A disciplina “Da construção identitária à construção da memória” no Departamento de Design na UnB-Brasília (novembro 2018), administrada pelo Dr. Hadi Saba Ayon (CDHET, Université Le Havre Normandie França, e outras afiliações internacionais), questionou a cultura digital e suas mutações sociais e culturais.

As participantes interrogaram a informação, a comunicação, o design e a memória na erá digital. Elas construíram um projeto coletivo “Design da visibilidade” na forma de website, com três eixos que convergem com as pesquisas (mestrado em Design) delas: Cidade, Comunidade e Identidade.

Site designdavisibilidade

Designdavisibilidade.wordpress.com

A conversa com Sylvia Fredriksson, pesquisadora e designer Francesa, organizada em um webinário sobre a cultura digital e os comuns, trouxe novas reflexões sobre o “terceiro-lugar’, os “comuns digitais”, o “software-livre” etc. Ela girou novas pistas para desenvolver as pesquisas e pensar em cooperação internacional.
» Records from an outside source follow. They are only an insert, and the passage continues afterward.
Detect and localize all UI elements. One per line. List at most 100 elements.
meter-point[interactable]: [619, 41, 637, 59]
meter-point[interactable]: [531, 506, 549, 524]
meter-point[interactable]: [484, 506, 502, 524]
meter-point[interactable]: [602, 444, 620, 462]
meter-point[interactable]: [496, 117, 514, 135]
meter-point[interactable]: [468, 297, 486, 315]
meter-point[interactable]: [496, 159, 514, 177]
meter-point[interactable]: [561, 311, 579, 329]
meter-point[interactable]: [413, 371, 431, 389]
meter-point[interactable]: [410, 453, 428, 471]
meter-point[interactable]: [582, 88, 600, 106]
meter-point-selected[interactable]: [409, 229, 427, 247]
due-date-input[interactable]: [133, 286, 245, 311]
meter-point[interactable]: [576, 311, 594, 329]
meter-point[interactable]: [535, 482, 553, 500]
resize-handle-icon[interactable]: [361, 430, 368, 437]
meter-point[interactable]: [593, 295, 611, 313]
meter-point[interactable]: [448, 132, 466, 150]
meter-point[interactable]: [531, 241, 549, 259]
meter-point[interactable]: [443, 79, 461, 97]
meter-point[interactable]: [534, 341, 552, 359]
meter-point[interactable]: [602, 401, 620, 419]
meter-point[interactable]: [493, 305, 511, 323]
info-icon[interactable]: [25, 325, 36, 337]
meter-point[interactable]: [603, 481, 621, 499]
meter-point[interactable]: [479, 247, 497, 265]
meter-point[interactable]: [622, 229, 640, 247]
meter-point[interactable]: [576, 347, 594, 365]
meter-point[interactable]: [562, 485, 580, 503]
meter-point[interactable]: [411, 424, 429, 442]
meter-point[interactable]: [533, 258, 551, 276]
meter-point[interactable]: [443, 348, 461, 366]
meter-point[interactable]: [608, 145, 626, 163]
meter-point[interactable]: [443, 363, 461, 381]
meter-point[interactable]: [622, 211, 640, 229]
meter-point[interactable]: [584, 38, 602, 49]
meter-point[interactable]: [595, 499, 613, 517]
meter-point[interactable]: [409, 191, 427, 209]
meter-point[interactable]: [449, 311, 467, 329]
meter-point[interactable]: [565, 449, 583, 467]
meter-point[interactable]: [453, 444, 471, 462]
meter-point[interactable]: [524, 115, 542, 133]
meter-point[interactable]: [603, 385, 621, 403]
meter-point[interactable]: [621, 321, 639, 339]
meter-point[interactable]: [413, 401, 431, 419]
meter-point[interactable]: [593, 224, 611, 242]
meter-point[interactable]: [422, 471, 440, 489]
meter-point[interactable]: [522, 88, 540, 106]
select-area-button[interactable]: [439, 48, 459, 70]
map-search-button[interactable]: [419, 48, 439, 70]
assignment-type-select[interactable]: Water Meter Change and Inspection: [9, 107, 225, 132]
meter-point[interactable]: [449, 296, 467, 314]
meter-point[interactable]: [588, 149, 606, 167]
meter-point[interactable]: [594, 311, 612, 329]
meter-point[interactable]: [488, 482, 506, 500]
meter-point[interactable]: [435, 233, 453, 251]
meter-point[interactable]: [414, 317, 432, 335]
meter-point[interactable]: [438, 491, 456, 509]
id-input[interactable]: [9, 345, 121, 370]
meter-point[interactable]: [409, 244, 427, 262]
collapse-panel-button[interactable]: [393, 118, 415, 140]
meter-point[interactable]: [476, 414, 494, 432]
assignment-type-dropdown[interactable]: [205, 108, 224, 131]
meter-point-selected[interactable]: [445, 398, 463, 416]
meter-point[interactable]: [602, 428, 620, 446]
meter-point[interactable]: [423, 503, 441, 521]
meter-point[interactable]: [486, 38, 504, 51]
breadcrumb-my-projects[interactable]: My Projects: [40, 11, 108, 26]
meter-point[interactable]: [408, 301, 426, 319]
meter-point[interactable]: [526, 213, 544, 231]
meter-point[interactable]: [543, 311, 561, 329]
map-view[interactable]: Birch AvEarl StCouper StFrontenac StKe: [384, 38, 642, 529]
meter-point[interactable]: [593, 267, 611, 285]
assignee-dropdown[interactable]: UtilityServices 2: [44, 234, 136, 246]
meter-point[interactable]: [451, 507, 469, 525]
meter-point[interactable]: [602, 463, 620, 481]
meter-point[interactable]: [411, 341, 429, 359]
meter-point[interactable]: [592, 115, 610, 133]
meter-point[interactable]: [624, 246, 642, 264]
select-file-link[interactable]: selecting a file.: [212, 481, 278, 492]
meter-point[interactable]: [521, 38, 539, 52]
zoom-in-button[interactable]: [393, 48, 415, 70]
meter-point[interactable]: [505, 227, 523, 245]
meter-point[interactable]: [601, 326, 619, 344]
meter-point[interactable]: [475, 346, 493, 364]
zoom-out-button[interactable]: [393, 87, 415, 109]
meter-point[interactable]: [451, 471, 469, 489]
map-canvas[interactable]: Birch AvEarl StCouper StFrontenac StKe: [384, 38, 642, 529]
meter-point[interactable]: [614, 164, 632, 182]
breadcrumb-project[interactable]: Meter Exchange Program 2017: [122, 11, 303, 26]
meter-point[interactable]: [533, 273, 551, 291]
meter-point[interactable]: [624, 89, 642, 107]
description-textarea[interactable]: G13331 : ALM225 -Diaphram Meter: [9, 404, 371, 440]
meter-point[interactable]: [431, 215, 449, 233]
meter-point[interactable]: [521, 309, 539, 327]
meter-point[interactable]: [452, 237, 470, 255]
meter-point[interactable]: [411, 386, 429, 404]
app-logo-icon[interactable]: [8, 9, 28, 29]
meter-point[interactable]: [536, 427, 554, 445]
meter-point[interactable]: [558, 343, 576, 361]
Se a interação social é simbólica na medida em que envolve um processo de interpretação – pelo qual alguns estabelecem o significado das ações e observações de outros – e de definição – pelo qual lhes comunicam, em retorno, indicações do que eles preparam-se para fazer, a interação digital é diferente. Os rastros digitais não são símbolos/significados como os outros. Porque eles são destacáveis, mobilizáveis, e calculáveis. Eles não são mensagens e não tem código de interpretação. O que vai torná-los significativos, mas especialmente eficazes, é sua combinação e seu processamento algorítmico.

Escola Francesa 1

Todas nossas atividades no digital deixam rastros. Esta rastreabilidade não faz memória. É uma memória maquínica (anti-memória) que precisa de organização. O trabalho memorial permite reunir o que foi espalhado ou desmembrado. No ambiente digital, a agregação [montagem] de memórias não é mais pensada em termos de deposição, mas de fluxo, relacionando a aquisição, a visibilidade e a reativação de rastros.

A ultrapassagem da tecnologia computacional para usos culturais desenhados no ambiente digital, ou de “computação” para “digital” (Doueihi, 2011), mudou a construção da sociabilidade e dos espaços que habitamos. Para ter uma presença (no digital), precisamos educar-se ao digital; aprender a re-documentarizar nossos rastros; arquivá-los a fim de produzir e compartilhar conhecimento comum. Mais do que uma auto-imagem, a cultura digital é baseada em um sistema conversacional alimentado por um processamento algorítmico de metadados: uma lógica dual de documentação e relacionamento.

Video de Louise Merzeau: Collège des Bernardins (2016). Vimeo.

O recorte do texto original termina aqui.